GREATER risk means greater reward, right? Wrong, at least over the last 25 years. As the graph shows, Treasury bonds have actually outperformed riskier asset classes over the last quarter century. That is despite the long equity bull-market from 1982 to 2000.
Treasury bonds have understandably beaten equities this year, when the financial sector has been in crisis and the economy headed towards recession. The government bond-market always performs well at times of crisis. But the last 25 years have been, by and large, a pretty good time for global economies, marked by the “great moderation” in inflation and growth.
But the last quarter century has been positive for all asset classes, with government debt, corporate bonds and Treasuries all returning an average of around 10% a year in nominal terms. So why have Treasuries done so well in relative terms? The explanation, as Jim Reid of Deutsche Bank explains, lies in reversion to the mean.
Asset classes can go through long periods when they underperform, leaving them cheap and ripe for revaluation. That happened to Treasury bonds, which suffered four consecutive decades of negative real returns from the 1940s through the 1970s. At that point, Paul Volcker, then the Federal Reserve chairman and now an advisor to President-elect Barack Obama, successfully brought down inflation, allowing investors to lock in double-digit Treasury yields. It was one of the great historical buying opportunities.
Such a period is extremely unusual. Since 1900, the average annual return from Treasuries has been 4.6%, or 1.5% after allowing for inflation. In contrast, American equities have delivered 9.3%, or 6% in real terms.

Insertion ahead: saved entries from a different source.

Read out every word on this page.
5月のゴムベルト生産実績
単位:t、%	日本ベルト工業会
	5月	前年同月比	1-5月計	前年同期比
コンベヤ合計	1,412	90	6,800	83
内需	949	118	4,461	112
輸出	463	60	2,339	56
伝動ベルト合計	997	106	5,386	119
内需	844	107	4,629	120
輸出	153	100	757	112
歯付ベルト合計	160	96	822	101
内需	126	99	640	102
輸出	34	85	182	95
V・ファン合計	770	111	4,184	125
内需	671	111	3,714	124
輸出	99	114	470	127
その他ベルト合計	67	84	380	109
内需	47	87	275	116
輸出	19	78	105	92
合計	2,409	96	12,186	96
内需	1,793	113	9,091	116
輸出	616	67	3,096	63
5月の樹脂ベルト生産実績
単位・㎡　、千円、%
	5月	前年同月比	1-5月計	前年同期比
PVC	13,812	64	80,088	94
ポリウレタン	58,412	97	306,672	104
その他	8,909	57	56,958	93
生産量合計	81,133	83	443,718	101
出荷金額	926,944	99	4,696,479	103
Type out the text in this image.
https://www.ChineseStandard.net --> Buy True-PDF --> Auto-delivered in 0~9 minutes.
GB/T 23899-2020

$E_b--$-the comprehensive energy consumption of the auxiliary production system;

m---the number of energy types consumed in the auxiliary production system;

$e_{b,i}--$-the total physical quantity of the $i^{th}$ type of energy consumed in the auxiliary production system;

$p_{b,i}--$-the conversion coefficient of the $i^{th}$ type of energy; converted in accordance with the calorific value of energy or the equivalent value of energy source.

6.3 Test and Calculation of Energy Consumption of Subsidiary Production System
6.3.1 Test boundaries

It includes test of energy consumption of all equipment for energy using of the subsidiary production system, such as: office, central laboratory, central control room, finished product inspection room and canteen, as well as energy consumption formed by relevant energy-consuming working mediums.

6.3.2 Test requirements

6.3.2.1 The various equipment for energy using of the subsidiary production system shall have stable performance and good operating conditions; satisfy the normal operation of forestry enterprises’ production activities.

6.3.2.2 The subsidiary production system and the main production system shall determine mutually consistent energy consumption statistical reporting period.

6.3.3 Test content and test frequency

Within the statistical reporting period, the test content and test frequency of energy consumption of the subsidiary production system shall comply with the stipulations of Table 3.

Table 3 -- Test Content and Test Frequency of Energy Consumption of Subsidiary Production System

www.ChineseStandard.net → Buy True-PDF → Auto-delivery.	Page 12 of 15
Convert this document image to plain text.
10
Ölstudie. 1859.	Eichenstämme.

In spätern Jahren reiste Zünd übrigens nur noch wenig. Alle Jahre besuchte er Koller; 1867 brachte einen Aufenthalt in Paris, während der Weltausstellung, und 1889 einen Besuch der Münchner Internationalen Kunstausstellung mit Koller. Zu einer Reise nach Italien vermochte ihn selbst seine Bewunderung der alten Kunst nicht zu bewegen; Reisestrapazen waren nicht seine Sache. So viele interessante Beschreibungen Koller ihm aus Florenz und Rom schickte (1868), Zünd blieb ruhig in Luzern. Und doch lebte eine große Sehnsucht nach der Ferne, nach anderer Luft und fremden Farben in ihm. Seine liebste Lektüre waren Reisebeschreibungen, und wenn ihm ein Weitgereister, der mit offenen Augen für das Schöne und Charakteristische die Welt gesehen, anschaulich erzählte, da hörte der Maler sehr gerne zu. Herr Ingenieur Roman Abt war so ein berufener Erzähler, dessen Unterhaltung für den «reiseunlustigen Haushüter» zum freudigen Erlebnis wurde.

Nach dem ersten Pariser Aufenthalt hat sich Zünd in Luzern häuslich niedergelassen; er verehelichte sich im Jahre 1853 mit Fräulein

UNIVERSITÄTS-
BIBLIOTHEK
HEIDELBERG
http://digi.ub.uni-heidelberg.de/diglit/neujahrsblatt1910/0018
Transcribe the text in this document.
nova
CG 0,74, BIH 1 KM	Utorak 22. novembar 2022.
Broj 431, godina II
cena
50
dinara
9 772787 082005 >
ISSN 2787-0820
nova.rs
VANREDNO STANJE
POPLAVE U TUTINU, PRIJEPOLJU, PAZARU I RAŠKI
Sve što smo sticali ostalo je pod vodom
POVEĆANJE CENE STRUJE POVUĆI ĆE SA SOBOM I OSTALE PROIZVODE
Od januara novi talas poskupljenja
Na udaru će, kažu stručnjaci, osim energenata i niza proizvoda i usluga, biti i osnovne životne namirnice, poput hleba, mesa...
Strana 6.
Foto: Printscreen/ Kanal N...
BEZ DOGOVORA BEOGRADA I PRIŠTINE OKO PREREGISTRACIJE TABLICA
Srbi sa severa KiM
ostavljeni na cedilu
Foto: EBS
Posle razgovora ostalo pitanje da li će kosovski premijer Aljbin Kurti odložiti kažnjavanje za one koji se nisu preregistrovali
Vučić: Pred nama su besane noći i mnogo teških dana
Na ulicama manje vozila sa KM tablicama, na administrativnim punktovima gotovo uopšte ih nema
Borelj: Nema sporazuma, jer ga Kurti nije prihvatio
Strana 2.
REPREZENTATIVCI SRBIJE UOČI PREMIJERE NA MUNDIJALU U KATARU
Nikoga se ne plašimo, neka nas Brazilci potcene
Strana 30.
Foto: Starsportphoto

The current poor performance of stockmarkets reflects, of course, a reversion to the mean after the excesses seen during the dotcom bubble, when the rolling 25-year annual return of US equities reached a remarkable 16%. On a 10-year basis, the return from equities has now slumped to minus 3.5% in real terms.
So we may be getting to the stage when reversion to the mean starts working against Treasuries and in favour of equities and corporate debt. For example, Mr Reid calculates that the likely nominal return from American equities over the next 10 years will be 10.6%, more than a percentage point above the historical average. Corporate bonds could earn 9.3%, almost four percentage points above their historical return. In contrast, unless the economy slumps into deflation, Treasuries look likely to provide low or negative returns in real terms.
There are two important caveats. First, this kind of analysis is no use at all in predicting short-term movements. Second, markets spend very little of the time at fair value (on Mr Reid’s calculations), tending to veer wildly from one extreme to another. All three asset classes might still be overvalued; after all, the figures show returns over the last quarter century have been well above average.
Postscript: A couple of months ago, this column featured the stockmarket indicator for the presidential election. If the market rose in September and October, then the incumbent party is usually re-elected; if the market falls, the opposition triumphs. This year, the theory was provided right again with the bears ushering in President-elect Obama.